Glaciers are part of island life
There are two prominent glaciers in my backyard: Shakes Glacier and LeConte Glacier. Glaciers have formed and unformed themselves around our small island, long before island folk were chipping glacier ice for beer. We’ve taken it for granted they’ll always be here but now we know better. Within the next 15 years, experts say Shakes Glacier will recede and separate from its sources, dividing into two glaciers that’ll be difficult to access. And recent exploration with sonar discovered underwater melting rates at nearby LeConte Glacier were a hundred times greater than originally estimated. Spend time with your glaciers this year. Learn about them, go see them. Time is precious.
So what did I learn about island living in 2019?

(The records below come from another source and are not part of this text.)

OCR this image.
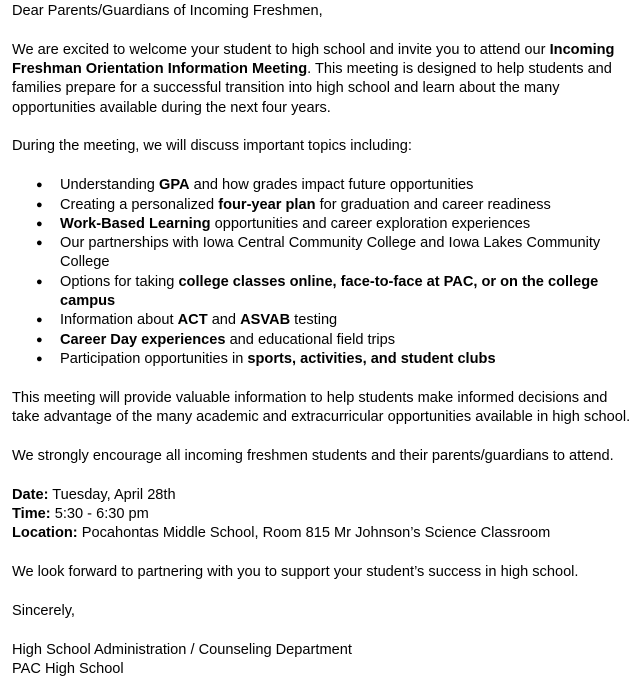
Dear Parents/Guardians of Incoming Freshmen,

We are excited to welcome your student to high school and invite you to attend our Incoming Freshman Orientation Information Meeting. This meeting is designed to help students and families prepare for a successful transition into high school and learn about the many opportunities available during the next four years.

During the meeting, we will discuss important topics including:

● Understanding GPA and how grades impact future opportunities
● Creating a personalized four-year plan for graduation and career readiness
● Work-Based Learning opportunities and career exploration experiences
● Our partnerships with Iowa Central Community College and Iowa Lakes Community College
● Options for taking college classes online, face-to-face at PAC, or on the college campus
● Information about ACT and ASVAB testing
● Career Day experiences and educational field trips
● Participation opportunities in sports, activities, and student clubs

This meeting will provide valuable information to help students make informed decisions and take advantage of the many academic and extracurricular opportunities available in high school.

We strongly encourage all incoming freshmen students and their parents/guardians to attend.

Date: Tuesday, April 28th
Time: 5:30 - 6:30 pm
Location: Pocahontas Middle School, Room 815 Mr Johnson’s Science Classroom

We look forward to partnering with you to support your student’s success in high school.

Sincerely,

High School Administration / Counseling Department
PAC High School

Yes, our island holds onto traditions and beliefs, but when some things divide us, the land is capable of weaving us into a story we wrap around ourselves. Island folks band together for community runs and walks and someone forms a Facebook group to share food. Another Wrangellite starts a community fund to help with fellow islanders’ funeral costs. We coach and referee school sport teams, we start a chess club, advocate for LGBTQ, eat community moose meat dinners together and help with the Senior Center because their funding was cut. We fix up the shooting range and plow snow from the bike path. We protest against mining up the Stikine River. We give money to our radio station and donate a kitchen table to a new couple in town just starting out. We buy a burger at J&Ws for a fundraiser to support a disabled newborn returning home and we gather at the Fourth of July Queen booths to eat deep fried halibut and coleslaw. We decorate holiday trees to support the local hospice and we hold benefit golfing tournaments in the rainforest among stealthy ravens. These things we do together to form an island, Ḵaachx̱aana.áakʼw. Our island lives are 30 miles long and 14 miles at the widest, and in the shape of a snow goose with wings outstretched, flying to the Stikine River delta. What will make us an island this year?
• Wrangell writer and artist Vivian Faith Prescott writes “Planet Alaska: Sharing our Stories” with her daughter, Vivian Mork Yéilk’.